The parable of the stream and the desert

desert creek“ There was once a stream that flowed through many lands until it came to a desert. It could go no further. There was no way for it to cross the desert. Its waters just disappeared into the sand. Yet the stream felt in the depths of its being that it was to cross the desert. Faced with what seemed an impossible situation the stream was on the point of despair, when a still, small voice whispered in its ear: ‘in your present form you will never cross the desert. But although to you it seems an impassable barrier, the wind crosses the desert, and so can you. If you surrender into the arms of the wind, and lose yourself within it, you will be lifted over the sands. Then you will fall as rain, and become a stream again.’

 But the stream did not like this idea. It had never lost its own identity before. And once this was lost, could it ever be found again? Would the stream not simply disappear forever? Again the voice spoke to the stream: ‘I know that you have doubts, but do you have any alternative? If you remain in your present form you can go no further. You may think of yourself as a stream, but that is not your true essence. If you surrender to the wind your essence will not be lost’.

 These words echoed within the stream, and awoke distant memories that long, long ago, some essential part of itself had been borne in the arms of the wind. With this memory came the realization that surrender to the wind was the only thing to do. Its true self would not be lost. It could never be lost.

 And so the stream surrendered into the welcoming arms of the wind, which lovingly absorbed it, and carried it over the desert and far away, until it reached some distant mountains, where it fell as rain. And because it had had its doubts, the stream was able to remember this whole experience, and in doing so it realized its true identity.”

Am I fit to follow the Sufi path?

(Notes from listening to Hazrat Asad Rasool ( circa 1996)

Mosque ceiling, Uzbekistan1. Do not believe Shaitan (or your doubts) when he says, “you are not fit for this”. Use will power to sit regularly in meditation.

2. We are separated from Nature and from Truth and therefore from God.

3. What are the needs of people? They wish to be relieved from mental tension (suffering).

4. There are two kinds of cure (as in medicine), symptomatic and causal.

5. The cause of our suffering is estrangement from God.

6. Overcoming this estrangement requires the development of true spirituality.
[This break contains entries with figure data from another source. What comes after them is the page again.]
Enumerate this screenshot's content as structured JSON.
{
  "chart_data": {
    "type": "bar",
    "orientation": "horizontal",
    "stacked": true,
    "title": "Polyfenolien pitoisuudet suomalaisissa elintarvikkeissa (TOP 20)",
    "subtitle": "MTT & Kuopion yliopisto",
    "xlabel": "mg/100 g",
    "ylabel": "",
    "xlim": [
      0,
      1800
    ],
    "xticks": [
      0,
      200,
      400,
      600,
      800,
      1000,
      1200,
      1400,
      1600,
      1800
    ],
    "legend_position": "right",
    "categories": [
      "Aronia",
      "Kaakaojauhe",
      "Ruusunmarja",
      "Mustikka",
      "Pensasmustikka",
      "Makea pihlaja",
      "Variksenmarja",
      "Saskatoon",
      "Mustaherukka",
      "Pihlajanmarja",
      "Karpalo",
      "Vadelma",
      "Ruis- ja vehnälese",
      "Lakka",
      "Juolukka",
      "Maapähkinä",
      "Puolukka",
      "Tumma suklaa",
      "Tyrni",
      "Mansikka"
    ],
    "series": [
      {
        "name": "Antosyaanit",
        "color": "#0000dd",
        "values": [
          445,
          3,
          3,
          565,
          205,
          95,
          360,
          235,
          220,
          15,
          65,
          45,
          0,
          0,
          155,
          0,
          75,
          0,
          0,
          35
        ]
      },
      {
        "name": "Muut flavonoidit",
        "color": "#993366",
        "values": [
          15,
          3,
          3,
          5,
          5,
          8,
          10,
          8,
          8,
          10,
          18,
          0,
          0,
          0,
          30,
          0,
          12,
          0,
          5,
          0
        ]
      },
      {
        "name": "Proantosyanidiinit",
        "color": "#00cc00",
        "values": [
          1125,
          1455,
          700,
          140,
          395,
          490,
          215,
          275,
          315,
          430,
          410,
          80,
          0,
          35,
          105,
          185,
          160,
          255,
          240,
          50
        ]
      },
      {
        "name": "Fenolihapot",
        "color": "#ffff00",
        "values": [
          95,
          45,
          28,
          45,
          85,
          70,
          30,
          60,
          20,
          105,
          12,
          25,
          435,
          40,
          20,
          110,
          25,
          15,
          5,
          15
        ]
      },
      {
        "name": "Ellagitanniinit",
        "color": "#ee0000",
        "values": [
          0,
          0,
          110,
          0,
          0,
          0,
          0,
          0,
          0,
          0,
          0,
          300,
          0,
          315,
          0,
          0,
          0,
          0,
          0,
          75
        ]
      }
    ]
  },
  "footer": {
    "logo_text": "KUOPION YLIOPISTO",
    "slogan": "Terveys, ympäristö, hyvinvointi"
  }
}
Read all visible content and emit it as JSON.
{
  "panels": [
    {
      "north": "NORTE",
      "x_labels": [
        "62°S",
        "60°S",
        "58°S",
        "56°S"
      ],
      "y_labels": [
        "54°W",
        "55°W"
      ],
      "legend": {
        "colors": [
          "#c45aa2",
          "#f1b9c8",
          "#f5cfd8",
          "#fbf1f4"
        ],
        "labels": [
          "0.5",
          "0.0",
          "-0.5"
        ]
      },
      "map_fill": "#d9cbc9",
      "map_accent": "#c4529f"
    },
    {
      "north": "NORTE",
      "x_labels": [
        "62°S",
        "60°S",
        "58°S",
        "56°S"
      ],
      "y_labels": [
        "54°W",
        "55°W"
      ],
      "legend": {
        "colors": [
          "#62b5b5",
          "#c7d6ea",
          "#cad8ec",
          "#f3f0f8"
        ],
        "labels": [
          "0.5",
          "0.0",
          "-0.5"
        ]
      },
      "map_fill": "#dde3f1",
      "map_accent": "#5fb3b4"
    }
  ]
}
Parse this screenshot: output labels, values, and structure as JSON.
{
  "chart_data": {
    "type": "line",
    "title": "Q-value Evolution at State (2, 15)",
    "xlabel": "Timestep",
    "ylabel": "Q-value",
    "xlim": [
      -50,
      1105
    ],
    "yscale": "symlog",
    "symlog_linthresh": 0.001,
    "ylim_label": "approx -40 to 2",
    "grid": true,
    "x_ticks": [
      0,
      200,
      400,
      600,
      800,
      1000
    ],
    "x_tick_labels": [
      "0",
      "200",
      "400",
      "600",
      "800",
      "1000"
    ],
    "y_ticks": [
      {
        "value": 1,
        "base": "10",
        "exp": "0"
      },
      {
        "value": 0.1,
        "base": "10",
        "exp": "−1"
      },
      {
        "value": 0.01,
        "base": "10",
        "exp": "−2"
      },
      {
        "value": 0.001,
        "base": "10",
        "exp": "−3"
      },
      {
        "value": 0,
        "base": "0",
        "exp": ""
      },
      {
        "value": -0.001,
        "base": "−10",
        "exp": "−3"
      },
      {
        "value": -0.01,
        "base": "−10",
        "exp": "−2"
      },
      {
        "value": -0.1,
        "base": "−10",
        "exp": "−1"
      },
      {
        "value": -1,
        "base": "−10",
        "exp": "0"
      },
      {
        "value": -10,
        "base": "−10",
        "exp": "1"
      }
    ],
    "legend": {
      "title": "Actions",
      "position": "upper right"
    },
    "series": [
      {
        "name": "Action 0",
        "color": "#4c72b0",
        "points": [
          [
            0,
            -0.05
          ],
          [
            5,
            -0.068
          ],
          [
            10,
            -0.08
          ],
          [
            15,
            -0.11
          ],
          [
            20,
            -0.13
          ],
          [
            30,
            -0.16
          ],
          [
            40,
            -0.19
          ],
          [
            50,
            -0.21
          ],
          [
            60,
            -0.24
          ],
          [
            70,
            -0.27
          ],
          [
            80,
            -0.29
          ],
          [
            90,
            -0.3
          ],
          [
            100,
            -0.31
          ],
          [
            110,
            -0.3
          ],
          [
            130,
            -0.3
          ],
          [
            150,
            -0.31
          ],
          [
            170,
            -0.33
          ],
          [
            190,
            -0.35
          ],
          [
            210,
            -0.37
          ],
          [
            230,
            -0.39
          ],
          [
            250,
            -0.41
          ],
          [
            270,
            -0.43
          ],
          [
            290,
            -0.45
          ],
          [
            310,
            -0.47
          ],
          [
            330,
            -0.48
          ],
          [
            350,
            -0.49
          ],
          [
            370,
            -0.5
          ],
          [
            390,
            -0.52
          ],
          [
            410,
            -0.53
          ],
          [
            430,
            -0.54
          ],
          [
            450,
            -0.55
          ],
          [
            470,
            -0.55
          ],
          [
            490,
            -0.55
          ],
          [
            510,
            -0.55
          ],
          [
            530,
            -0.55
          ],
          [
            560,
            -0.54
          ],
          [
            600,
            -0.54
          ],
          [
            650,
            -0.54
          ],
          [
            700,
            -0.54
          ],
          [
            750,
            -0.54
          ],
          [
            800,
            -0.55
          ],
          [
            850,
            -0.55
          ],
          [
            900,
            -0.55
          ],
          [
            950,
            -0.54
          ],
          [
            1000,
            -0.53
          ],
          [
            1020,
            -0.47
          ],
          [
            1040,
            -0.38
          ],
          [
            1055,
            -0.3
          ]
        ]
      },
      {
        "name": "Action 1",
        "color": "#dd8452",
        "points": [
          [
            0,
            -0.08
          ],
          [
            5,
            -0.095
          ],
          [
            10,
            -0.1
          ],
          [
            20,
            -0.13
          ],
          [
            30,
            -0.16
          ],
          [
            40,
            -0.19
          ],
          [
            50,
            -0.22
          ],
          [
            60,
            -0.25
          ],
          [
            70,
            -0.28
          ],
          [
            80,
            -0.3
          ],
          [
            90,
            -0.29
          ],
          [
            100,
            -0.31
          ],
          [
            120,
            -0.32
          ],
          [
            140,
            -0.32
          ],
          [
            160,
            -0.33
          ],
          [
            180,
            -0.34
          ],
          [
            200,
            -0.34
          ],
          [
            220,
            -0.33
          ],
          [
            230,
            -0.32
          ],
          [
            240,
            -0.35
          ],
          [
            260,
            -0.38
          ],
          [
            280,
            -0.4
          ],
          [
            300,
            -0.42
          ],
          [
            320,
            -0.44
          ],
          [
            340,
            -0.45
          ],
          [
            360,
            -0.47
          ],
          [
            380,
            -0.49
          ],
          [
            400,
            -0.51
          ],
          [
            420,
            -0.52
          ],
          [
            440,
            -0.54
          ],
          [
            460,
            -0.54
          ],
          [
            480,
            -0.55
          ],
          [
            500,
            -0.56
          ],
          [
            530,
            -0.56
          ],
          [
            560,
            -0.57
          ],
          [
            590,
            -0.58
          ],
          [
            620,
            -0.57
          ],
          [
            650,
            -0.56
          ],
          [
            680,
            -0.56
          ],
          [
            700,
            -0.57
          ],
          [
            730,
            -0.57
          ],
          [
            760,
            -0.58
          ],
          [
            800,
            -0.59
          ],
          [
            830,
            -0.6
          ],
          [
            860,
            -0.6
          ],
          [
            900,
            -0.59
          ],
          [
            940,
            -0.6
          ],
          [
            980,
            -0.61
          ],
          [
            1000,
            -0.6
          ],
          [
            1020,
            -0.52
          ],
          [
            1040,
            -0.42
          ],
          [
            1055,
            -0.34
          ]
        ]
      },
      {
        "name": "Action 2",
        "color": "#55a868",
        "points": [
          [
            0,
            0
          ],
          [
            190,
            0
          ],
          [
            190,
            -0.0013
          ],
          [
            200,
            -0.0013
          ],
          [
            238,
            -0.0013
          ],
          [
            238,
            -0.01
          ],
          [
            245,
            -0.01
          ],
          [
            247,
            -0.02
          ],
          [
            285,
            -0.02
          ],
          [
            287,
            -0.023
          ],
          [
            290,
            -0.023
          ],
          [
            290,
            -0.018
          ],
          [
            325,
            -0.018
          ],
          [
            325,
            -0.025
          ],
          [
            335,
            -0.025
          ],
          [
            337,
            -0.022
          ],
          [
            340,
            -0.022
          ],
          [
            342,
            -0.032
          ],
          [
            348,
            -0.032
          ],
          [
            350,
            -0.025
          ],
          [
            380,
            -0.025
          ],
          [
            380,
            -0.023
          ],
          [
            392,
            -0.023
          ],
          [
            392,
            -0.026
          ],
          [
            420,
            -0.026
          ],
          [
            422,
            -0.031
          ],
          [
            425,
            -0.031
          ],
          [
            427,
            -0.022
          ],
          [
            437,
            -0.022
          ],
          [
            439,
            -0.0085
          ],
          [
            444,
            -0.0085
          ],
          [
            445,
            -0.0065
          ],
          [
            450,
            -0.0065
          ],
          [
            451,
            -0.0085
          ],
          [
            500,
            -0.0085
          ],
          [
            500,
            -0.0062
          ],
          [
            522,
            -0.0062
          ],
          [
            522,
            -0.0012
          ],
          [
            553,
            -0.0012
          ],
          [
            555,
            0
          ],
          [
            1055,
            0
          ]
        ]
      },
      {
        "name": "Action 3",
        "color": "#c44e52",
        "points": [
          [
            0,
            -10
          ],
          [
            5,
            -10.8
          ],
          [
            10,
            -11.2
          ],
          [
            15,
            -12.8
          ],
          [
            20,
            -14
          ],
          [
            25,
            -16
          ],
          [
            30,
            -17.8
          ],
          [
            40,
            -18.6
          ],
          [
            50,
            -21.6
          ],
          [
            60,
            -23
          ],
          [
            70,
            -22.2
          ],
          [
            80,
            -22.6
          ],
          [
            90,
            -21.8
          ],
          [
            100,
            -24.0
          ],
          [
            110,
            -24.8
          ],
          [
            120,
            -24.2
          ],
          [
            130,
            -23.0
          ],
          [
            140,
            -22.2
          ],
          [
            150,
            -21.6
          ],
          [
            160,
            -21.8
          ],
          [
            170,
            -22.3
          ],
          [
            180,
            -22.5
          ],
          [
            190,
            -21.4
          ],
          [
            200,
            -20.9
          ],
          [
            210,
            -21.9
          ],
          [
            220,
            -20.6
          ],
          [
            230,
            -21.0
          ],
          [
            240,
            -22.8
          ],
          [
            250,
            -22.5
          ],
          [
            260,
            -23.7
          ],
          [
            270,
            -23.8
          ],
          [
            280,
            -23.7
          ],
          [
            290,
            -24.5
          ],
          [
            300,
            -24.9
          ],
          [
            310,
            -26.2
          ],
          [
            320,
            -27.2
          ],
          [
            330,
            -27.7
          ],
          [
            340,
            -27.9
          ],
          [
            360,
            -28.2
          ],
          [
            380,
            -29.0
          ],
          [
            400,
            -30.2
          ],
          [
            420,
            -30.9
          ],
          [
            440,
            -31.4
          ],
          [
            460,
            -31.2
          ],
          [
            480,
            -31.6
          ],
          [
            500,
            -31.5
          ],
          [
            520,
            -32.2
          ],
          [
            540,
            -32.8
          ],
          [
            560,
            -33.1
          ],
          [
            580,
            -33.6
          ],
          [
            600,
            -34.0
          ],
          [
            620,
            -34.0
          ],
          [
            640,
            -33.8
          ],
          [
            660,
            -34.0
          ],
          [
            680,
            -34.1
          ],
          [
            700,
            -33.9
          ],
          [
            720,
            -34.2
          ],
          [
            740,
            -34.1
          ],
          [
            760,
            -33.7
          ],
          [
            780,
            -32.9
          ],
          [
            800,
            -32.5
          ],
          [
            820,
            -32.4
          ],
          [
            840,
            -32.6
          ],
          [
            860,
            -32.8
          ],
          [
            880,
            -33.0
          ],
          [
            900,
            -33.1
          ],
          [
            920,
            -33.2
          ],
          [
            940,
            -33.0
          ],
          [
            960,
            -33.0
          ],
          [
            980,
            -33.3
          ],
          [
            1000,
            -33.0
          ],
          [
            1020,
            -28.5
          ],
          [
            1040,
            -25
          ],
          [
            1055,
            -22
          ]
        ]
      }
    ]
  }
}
This is not the same as “spiritualism” or the cultivation of “cultic” practices or beliefs.

7. True spirituality is hard to define. In this Sufi path it is attainable via transmission from the teacher. The teacher is able to transmit the means of receiving blessings from the Almighty just as the transmitter enables the broadcast of TV programs.

8. Just as the TV receiver needs to be “tuned in”, in the same way the student of the Sufi teacher needs to be able to receive the blessings.

9. The aim of this is not the gaining of spiritual “powers”. The aim is only to achieve closeness to God.

10. God is merciful, and if we take one step towards him he takes 10 steps towards us.

11. This closeness can also be achieved by the love of the student for the teacher.

12. The teacher “offers up” the love received from the student towards God. In this way the teacher acts as a sort of channel by which the student can get closer to the Almighty, or the Holy Essence.

13. At the first step of the meditation the student turns their attention to the “heart”.

14. The heart then itself turns towards the Divine Essence (the Centre of the universe, the life spring of the universe, the essential energy of the universe).

15. There is something in the heart, which knows how to turn towards the Centre, just as a flower turns to the sun.

16. But we have first to turn towards the heart for this second stage to happen.

17. There is then a softening and an expansion of the heart which takes place.

18. This is both literally and metaphorically true.

19. The softening and expansion generates what we call “light”. The light imparts a lightness of being, and it can also enlighten.

20. The softening enables greater sympathy and empathy for others.

21. The softening also involves a vulnerability to others. This vulnerability can open a point of weakness, which relates to humility, when we consider ourselves “unfit” for this path, because we become aware of our failings and inconsistencies.

22. We need at these points to remind ourselves that we are “fit enough”, and capable of overcoming obstacles in our path. Because as we desire closeness with God, God responds by moving closer to us.